They look like a throwback to the psychedelic, tie-dyed days of the 1960s. Topped (and bottomed) with a layer of chocolate, each colored layer flavored with almond paste, with thin coats of apricot or raspberry jam in between, who can resist buying a string-tied, neat little white box of these little dolci? For a couple of decades now, even supermarkets, delis and big box stores like BJs and Costco are offering factory-baked versions of them... it's become one of the more popular, year-round cookies in America, but it's especially popular at Christmas because of the holiday colors.
Commenting on the history of the rainbow cookie, "As for the history of the rainbow cookie I believe it’s representative of the Italian Flag and the United Kingdom of Italy as a country instead of independent Provinces. My father would give me a rainbow cookie when I visited as a child in the mid 60’s and all of our family enjoyed eating them as well."
Veniero's makes about 300 lbs of these colored morsels each month, with about 15 cookies in each pound. That number increases around the holidays, Zerilli claims proudly, "So each year, we produce about 3000-3500 lbs!". Veniero’s "Authentic Rainbow Cookie" definitely stands out as one of the best that's enjoyed by folks all over the world.
First of all, it's not really a cookie. It's more of a triple-layer sponge cake, although some bakeries put so much almond paste into their sponge that they really aren't "cake" any more! They are baked in large sheet pans and meticulously cut into those little squares that we all love. I shouldn't say "all" love them, because I have met people who just don't go for almond/marzipan flavors, even if they are presented with a neon, edible rainbow.
That's another thing... it's not really a rainbow, which have seven colors. This delightful pastry creation has only three. And while a rainbow comes from white light being broken up by a prism into colors, this cookie has one white layer to start with.

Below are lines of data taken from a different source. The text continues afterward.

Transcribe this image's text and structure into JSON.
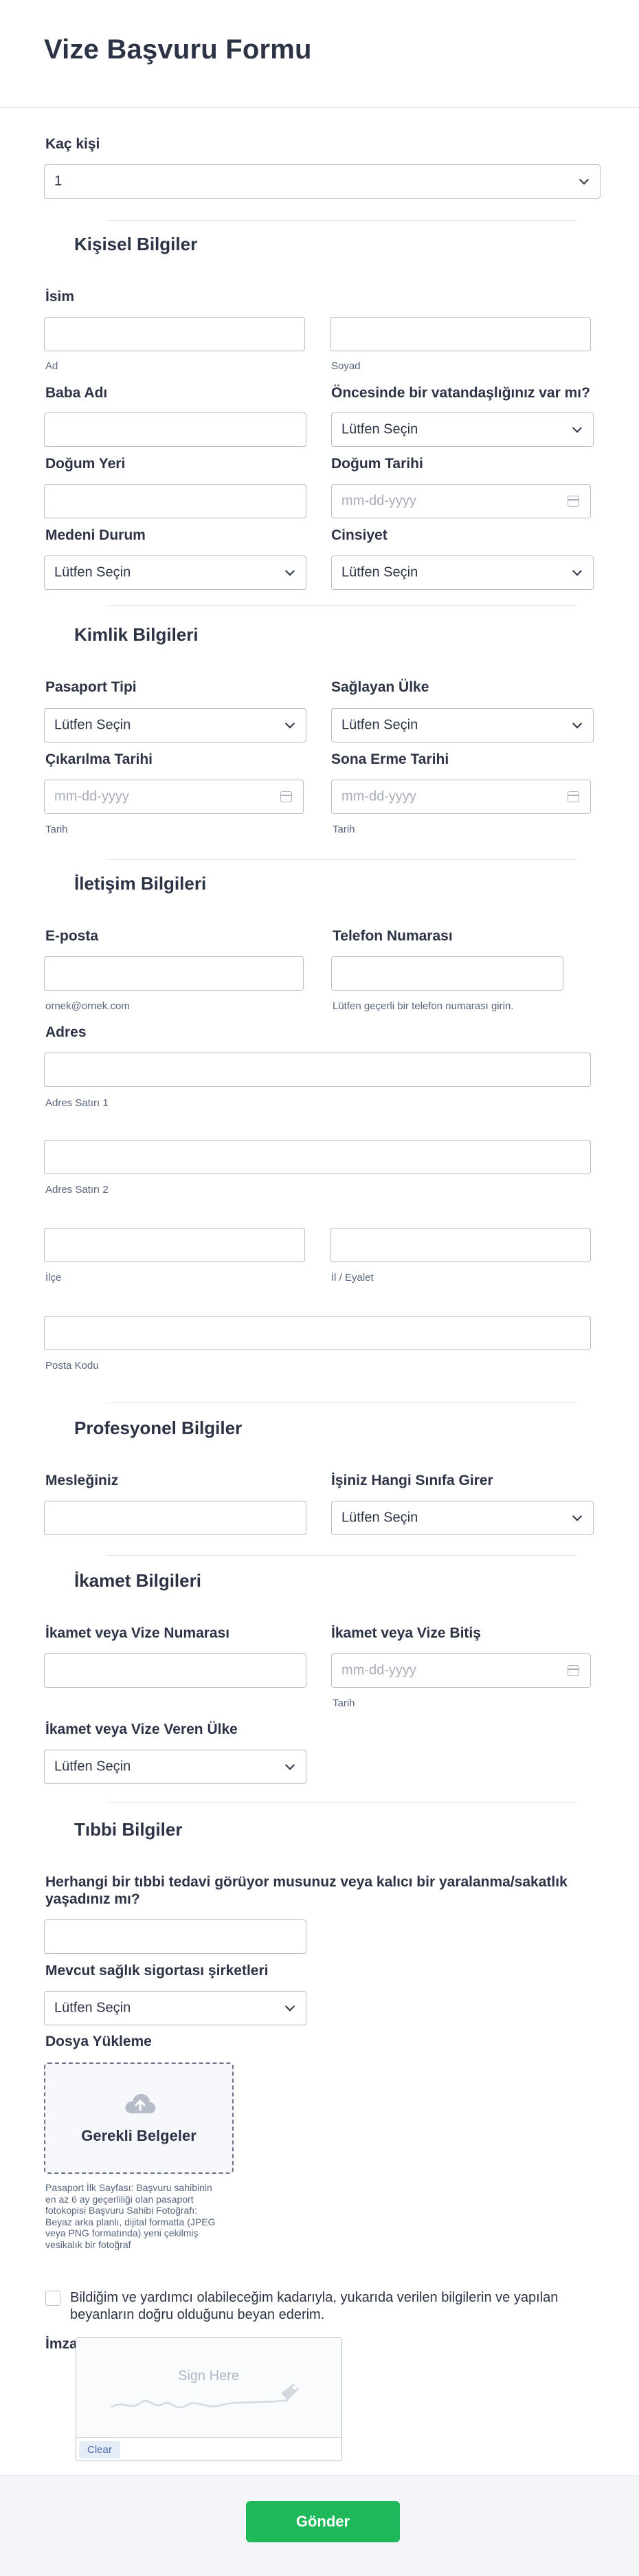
{
  "header": {
    "title": "Vize Başvuru Formu"
  },
  "persons": {
    "label": "Kaç kişi",
    "value": "1"
  },
  "personal": {
    "title": "Kişisel Bilgiler",
    "name_label": "İsim",
    "first_sub": "Ad",
    "last_sub": "Soyad",
    "father_label": "Baba Adı",
    "prev_citizen_label": "Öncesinde bir vatandaşlığınız var mı?",
    "prev_citizen_value": "Lütfen Seçin",
    "birthplace_label": "Doğum Yeri",
    "birthdate_label": "Doğum Tarihi",
    "birthdate_placeholder": "mm-dd-yyyy",
    "marital_label": "Medeni Durum",
    "marital_value": "Lütfen Seçin",
    "gender_label": "Cinsiyet",
    "gender_value": "Lütfen Seçin"
  },
  "identity": {
    "title": "Kimlik Bilgileri",
    "passport_type_label": "Pasaport Tipi",
    "passport_type_value": "Lütfen Seçin",
    "issuing_country_label": "Sağlayan Ülke",
    "issuing_country_value": "Lütfen Seçin",
    "issue_date_label": "Çıkarılma Tarihi",
    "issue_date_placeholder": "mm-dd-yyyy",
    "issue_date_sub": "Tarih",
    "expiry_label": "Sona Erme Tarihi",
    "expiry_placeholder": "mm-dd-yyyy",
    "expiry_sub": "Tarih"
  },
  "contact": {
    "title": "İletişim Bilgileri",
    "email_label": "E-posta",
    "email_sub": "ornek@ornek.com",
    "phone_label": "Telefon Numarası",
    "phone_sub": "Lütfen geçerli bir telefon numarası girin.",
    "address_label": "Adres",
    "addr1_sub": "Adres Satırı 1",
    "addr2_sub": "Adres Satırı 2",
    "district_sub": "İlçe",
    "state_sub": "İl / Eyalet",
    "zip_sub": "Posta Kodu"
  },
  "professional": {
    "title": "Profesyonel Bilgiler",
    "job_label": "Mesleğiniz",
    "class_label": "İşiniz Hangi Sınıfa Girer",
    "class_value": "Lütfen Seçin"
  },
  "residence": {
    "title": "İkamet Bilgileri",
    "number_label": "İkamet veya Vize Numarası",
    "end_label": "İkamet veya Vize Bitiş",
    "end_placeholder": "mm-dd-yyyy",
    "end_sub": "Tarih",
    "country_label": "İkamet veya Vize Veren Ülke",
    "country_value": "Lütfen Seçin"
  },
  "medical": {
    "title": "Tıbbi Bilgiler",
    "treatment_label_1": "Herhangi bir tıbbi tedavi görüyor musunuz veya kalıcı bir yaralanma/sakatlık",
    "treatment_label_2": "yaşadınız mı?",
    "insurance_label": "Mevcut sağlık sigortası şirketleri",
    "insurance_value": "Lütfen Seçin",
    "upload_label": "Dosya Yükleme",
    "upload_button": "Gerekli Belgeler",
    "upload_note_1": "Pasaport İlk Sayfası: Başvuru sahibinin",
    "upload_note_2": "en az 6 ay geçerliliği olan pasaport",
    "upload_note_3": "fotokopisi Başvuru Sahibi Fotoğrafı:",
    "upload_note_4": "Beyaz arka planlı, dijital formatta (JPEG",
    "upload_note_5": "veya PNG formatında) yeni çekilmiş",
    "upload_note_6": "vesikalık bir fotoğraf"
  },
  "declaration": {
    "line1": "Bildiğim ve yardımcı olabileceğim kadarıyla, yukarıda verilen bilgilerin ve yapılan",
    "line2": "beyanların doğru olduğunu beyan ederim."
  },
  "signature": {
    "label": "İmza",
    "placeholder": "Sign Here",
    "clear": "Clear"
  },
  "submit": {
    "label": "Gönder"
  }
}
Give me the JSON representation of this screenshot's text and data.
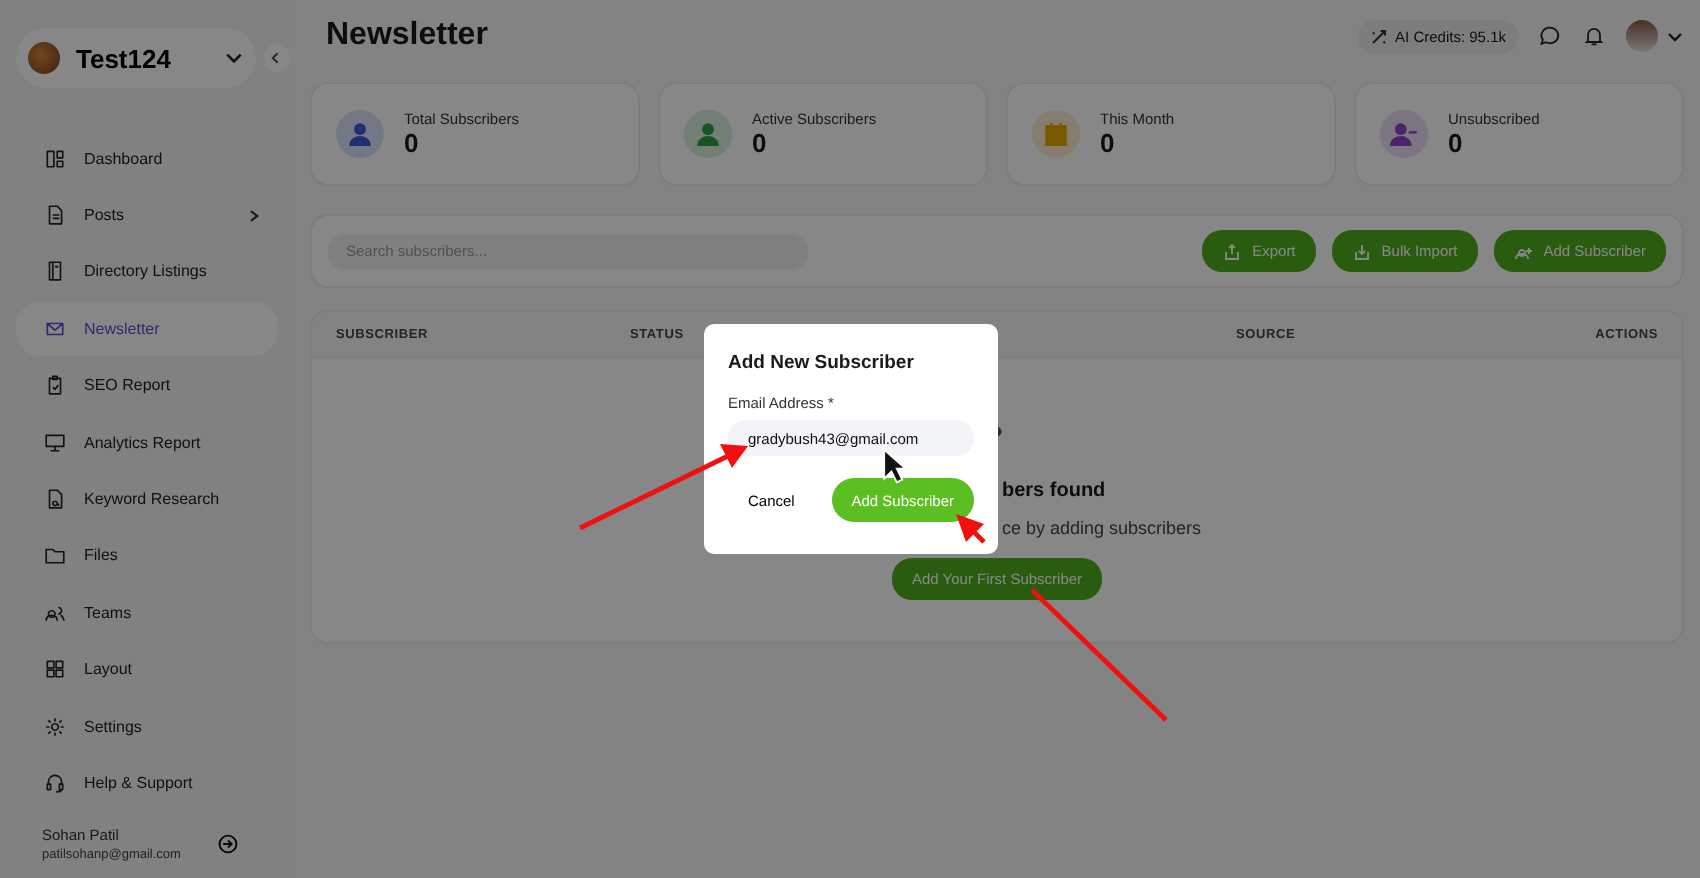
{
  "workspace": {
    "name": "Test124"
  },
  "sidebar": {
    "items": [
      {
        "label": "Dashboard",
        "selected": false,
        "has_submenu": false
      },
      {
        "label": "Posts",
        "selected": false,
        "has_submenu": true
      },
      {
        "label": "Directory Listings",
        "selected": false,
        "has_submenu": false
      },
      {
        "label": "Newsletter",
        "selected": true,
        "has_submenu": false
      },
      {
        "label": "SEO Report",
        "selected": false,
        "has_submenu": false
      },
      {
        "label": "Analytics Report",
        "selected": false,
        "has_submenu": false
      },
      {
        "label": "Keyword Research",
        "selected": false,
        "has_submenu": false
      },
      {
        "label": "Files",
        "selected": false,
        "has_submenu": false
      },
      {
        "label": "Teams",
        "selected": false,
        "has_submenu": false
      },
      {
        "label": "Layout",
        "selected": false,
        "has_submenu": false
      },
      {
        "label": "Settings",
        "selected": false,
        "has_submenu": false
      },
      {
        "label": "Help & Support",
        "selected": false,
        "has_submenu": false
      }
    ],
    "user": {
      "name": "Sohan Patil",
      "email": "patilsohanp@gmail.com"
    }
  },
  "header": {
    "title": "Newsletter",
    "credits": "AI Credits: 95.1k"
  },
  "stats": [
    {
      "label": "Total Subscribers",
      "value": "0"
    },
    {
      "label": "Active Subscribers",
      "value": "0"
    },
    {
      "label": "This Month",
      "value": "0"
    },
    {
      "label": "Unsubscribed",
      "value": "0"
    }
  ],
  "toolbar": {
    "search_placeholder": "Search subscribers...",
    "buttons": [
      "Export",
      "Bulk Import",
      "Add Subscriber"
    ]
  },
  "table": {
    "columns": [
      "SUBSCRIBER",
      "STATUS",
      "SOURCE",
      "ACTIONS"
    ],
    "empty_title": "bers found",
    "empty_text": "ce by adding subscribers",
    "empty_button": "Add Your First Subscriber"
  },
  "dialog": {
    "title": "Add New Subscriber",
    "field_label": "Email Address *",
    "field_value": "gradybush43@gmail.com",
    "cancel": "Cancel",
    "submit": "Add Subscriber"
  }
}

Finally, most claim this recipe is not Italian. They say that it is an Italian-American creation, created to honor the Italian flag by Italian-American bakers. I doubted this, so I did some research... In fact, you can find version called Pasticcini arcobaleno (little rainbow pastries) in Italy during the Christmas season. Besides, nearly every "Italian-American" recipe owes its existence to a recipe from mainland Italy. Perhaps the recipe has changed a bit, its core is Italian. I really can't imagine such a complex pastry preparation coming out of American bakeries alone without any historic link to the traditional recipes of the past.